Why do new models of interaction that have the potential to truly revolutionise the way we use technology take so long to make it into our lives? In many cases, it’s because the technology required to make them feasible and affordable is not available for years after their invention. There is also a certain inertia in the market that makes consumers shy away from radically new ways of doing things, because of questions about compatibility, because of the need to relearn and because of the subtle rules of our social framework.

However, we believe that there is another factor that contributes to these ideas not being picked up. Those who work in the field of human–computer interaction (HCI) research are eager to get their work noticed and to make a difference to people’s lives.

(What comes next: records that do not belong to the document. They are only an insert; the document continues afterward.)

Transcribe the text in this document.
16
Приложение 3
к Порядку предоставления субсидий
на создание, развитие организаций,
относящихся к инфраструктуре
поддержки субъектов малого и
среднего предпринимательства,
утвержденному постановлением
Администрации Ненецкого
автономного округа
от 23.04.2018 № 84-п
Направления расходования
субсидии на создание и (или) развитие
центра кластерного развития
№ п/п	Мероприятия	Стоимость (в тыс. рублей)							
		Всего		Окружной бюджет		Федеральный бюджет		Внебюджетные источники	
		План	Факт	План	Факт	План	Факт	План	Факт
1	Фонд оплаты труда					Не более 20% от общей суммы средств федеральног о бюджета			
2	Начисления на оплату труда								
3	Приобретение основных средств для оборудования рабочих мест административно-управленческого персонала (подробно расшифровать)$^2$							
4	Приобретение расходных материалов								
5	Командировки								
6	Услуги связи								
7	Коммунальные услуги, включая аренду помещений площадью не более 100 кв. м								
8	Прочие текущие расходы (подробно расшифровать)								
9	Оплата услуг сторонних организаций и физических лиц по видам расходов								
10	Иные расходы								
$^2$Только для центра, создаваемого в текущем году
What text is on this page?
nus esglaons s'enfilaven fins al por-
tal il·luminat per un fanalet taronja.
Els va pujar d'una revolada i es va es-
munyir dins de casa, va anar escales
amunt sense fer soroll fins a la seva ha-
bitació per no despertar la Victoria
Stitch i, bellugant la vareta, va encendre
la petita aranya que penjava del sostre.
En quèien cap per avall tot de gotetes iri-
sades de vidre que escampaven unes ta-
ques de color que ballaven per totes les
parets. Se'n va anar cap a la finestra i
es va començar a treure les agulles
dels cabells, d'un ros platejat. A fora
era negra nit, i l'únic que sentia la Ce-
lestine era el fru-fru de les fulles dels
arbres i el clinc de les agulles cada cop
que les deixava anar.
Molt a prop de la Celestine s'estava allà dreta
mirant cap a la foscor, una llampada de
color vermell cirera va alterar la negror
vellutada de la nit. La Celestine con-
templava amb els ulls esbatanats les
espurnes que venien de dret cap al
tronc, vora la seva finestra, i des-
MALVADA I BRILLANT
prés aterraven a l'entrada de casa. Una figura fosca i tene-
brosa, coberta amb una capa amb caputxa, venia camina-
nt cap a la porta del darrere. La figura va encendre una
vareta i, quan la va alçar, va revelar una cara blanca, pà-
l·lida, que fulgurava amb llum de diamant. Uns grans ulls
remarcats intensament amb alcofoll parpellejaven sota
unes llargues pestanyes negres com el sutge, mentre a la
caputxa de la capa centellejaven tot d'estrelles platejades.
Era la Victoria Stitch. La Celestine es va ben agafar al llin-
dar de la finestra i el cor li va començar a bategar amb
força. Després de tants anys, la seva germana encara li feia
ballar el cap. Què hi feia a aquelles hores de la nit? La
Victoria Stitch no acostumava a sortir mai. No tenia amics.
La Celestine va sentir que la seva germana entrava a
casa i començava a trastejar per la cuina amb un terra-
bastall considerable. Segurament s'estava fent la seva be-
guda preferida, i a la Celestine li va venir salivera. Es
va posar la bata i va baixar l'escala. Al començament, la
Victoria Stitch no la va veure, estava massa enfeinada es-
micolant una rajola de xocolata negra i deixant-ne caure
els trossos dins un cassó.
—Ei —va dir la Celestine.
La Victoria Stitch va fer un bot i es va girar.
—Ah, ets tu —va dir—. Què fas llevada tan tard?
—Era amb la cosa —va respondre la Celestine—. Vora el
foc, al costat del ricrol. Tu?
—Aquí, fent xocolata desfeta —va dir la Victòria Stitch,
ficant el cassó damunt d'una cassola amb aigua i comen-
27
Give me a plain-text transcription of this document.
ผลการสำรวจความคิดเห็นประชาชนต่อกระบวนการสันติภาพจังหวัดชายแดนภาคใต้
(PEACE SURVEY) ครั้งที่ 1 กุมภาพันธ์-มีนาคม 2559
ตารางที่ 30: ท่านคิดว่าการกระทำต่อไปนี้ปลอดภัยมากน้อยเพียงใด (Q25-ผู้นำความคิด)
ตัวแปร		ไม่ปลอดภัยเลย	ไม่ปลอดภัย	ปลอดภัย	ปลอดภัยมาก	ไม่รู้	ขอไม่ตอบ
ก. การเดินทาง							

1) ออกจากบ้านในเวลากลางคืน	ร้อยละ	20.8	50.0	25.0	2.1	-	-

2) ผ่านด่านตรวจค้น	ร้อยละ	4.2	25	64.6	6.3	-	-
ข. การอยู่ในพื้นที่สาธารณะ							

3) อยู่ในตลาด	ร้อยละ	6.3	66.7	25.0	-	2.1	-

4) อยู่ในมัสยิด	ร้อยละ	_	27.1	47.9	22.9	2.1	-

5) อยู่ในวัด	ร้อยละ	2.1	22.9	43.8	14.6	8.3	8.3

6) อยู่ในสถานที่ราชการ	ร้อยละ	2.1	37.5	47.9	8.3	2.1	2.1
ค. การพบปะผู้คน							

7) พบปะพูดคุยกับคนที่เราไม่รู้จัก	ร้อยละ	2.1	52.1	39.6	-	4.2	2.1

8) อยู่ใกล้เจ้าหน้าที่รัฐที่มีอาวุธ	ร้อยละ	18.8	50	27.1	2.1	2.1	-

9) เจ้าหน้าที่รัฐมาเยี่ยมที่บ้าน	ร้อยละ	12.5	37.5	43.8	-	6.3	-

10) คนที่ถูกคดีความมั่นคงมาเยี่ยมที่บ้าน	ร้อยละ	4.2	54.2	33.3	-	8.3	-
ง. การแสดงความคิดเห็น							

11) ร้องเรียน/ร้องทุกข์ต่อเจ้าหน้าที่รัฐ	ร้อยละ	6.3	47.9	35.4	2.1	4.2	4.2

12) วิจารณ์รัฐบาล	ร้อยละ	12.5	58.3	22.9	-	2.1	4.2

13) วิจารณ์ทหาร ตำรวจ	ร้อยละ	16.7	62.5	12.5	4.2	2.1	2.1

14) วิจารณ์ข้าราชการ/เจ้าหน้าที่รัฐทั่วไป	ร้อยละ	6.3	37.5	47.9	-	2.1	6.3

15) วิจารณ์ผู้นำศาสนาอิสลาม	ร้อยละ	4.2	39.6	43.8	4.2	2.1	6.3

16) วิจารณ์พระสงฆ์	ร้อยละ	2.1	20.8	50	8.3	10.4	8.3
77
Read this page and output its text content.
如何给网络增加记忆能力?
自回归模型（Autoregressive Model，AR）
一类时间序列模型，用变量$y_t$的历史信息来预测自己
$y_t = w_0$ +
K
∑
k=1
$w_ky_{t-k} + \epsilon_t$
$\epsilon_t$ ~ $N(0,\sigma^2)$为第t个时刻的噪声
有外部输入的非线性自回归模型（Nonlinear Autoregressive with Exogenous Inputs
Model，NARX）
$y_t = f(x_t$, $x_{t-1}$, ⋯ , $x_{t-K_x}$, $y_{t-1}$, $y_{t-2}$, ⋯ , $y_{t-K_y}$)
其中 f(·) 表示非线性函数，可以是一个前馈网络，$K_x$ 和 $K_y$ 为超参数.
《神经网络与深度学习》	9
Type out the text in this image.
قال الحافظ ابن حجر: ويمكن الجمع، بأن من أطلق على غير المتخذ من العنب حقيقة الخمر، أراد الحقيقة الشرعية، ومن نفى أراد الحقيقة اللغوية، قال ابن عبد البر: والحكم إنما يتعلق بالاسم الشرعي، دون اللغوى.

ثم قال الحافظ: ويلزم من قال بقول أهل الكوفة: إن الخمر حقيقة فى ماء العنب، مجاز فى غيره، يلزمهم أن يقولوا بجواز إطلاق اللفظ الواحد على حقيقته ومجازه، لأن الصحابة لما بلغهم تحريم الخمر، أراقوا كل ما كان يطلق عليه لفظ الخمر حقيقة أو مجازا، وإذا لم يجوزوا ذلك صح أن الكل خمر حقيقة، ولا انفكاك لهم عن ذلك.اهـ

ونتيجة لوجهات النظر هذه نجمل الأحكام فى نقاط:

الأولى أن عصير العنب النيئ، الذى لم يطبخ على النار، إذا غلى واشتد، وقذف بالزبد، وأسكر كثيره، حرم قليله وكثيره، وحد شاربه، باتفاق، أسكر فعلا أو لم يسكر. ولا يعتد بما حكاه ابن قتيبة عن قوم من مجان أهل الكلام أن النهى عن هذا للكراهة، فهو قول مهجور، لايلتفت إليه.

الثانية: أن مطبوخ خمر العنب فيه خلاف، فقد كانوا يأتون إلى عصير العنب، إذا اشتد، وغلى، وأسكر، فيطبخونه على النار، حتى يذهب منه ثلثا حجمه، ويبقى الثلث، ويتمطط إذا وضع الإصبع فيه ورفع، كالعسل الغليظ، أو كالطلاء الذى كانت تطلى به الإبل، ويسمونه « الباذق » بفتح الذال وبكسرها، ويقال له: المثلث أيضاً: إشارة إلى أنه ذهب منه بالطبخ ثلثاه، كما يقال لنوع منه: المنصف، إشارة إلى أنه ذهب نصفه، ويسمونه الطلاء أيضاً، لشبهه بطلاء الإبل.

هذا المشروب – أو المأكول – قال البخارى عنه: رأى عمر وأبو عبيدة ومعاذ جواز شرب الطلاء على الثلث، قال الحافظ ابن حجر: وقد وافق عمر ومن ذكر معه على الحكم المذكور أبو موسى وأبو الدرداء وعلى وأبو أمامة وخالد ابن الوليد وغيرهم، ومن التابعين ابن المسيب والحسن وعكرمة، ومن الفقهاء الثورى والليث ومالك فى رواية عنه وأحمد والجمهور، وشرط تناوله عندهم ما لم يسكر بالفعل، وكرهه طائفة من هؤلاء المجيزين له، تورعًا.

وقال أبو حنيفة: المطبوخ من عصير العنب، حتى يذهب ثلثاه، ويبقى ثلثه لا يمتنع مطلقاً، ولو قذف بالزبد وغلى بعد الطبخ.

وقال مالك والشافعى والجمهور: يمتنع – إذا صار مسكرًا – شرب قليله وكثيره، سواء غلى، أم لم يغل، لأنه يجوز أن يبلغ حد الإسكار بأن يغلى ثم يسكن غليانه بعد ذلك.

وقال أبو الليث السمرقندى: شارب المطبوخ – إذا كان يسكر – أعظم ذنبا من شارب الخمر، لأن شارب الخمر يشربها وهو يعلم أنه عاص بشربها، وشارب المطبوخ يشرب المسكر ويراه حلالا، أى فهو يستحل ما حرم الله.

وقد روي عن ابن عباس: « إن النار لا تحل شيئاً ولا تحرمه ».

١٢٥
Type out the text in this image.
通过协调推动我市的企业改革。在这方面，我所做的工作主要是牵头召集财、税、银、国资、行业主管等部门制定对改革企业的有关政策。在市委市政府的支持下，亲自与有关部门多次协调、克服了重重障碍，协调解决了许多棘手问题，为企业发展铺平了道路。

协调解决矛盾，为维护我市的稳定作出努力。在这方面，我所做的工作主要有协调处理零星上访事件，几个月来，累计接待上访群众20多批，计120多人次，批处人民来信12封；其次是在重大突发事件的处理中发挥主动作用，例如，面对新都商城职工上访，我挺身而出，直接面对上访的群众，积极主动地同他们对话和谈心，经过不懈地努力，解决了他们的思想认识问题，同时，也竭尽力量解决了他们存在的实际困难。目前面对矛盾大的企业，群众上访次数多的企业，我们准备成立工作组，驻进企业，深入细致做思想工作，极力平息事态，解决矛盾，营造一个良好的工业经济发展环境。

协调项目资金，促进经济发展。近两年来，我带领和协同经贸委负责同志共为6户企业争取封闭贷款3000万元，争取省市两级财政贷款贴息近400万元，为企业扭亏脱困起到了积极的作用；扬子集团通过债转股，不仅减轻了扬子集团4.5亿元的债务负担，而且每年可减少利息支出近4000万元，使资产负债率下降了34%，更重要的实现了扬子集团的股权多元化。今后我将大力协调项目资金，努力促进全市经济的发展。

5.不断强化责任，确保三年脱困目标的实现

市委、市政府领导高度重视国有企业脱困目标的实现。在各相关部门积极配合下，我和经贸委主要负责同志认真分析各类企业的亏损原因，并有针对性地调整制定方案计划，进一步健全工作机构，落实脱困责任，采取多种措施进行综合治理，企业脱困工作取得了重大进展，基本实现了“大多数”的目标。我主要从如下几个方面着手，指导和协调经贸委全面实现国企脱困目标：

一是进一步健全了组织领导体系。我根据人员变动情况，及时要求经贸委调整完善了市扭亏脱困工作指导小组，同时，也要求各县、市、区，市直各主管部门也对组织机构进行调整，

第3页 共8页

However, the primary way for them to publicise their ideas is through conferences and journals, which are generally not accessible to (or at least not accessed by) those not working in research labs or academia. As a result, researchers seem to be communicating their ideas mainly to each other, not the other people to whom their work is highly relevant: the designers, engineers, marketers and users of technology.

UIScape is our humble attempt at bridging this divide between the research world and the rest of the world. We’ll be keeping up with the latest interaction-related research, picking out the bits we think you will find interesting and presenting them here in an easy-to-digest format. There is also plenty of older work which deserves more attention, so expect some ventures into history.

HCI is an insanely broad field, drawing from psychology, ergonomics, design theory, computer science, sociology and anthropology. HCI research can involve studying users, modelling human behaviour, designing and building solutions, and experiments to test hypotheses and designs. This breadth not only makes it hard to define what HCI is, but also to predict what you will find on this site. However, what all the work has in common is that it is relevant in some way to how humans interact with technology, and therefore potentially interesting to anyone involved with this aspect of design. Whether you are an interaction designer, software developer, product designer, architect or simply a design and technology enthusiast, we’re sure there’ll be plenty of interesting stuff for you in there.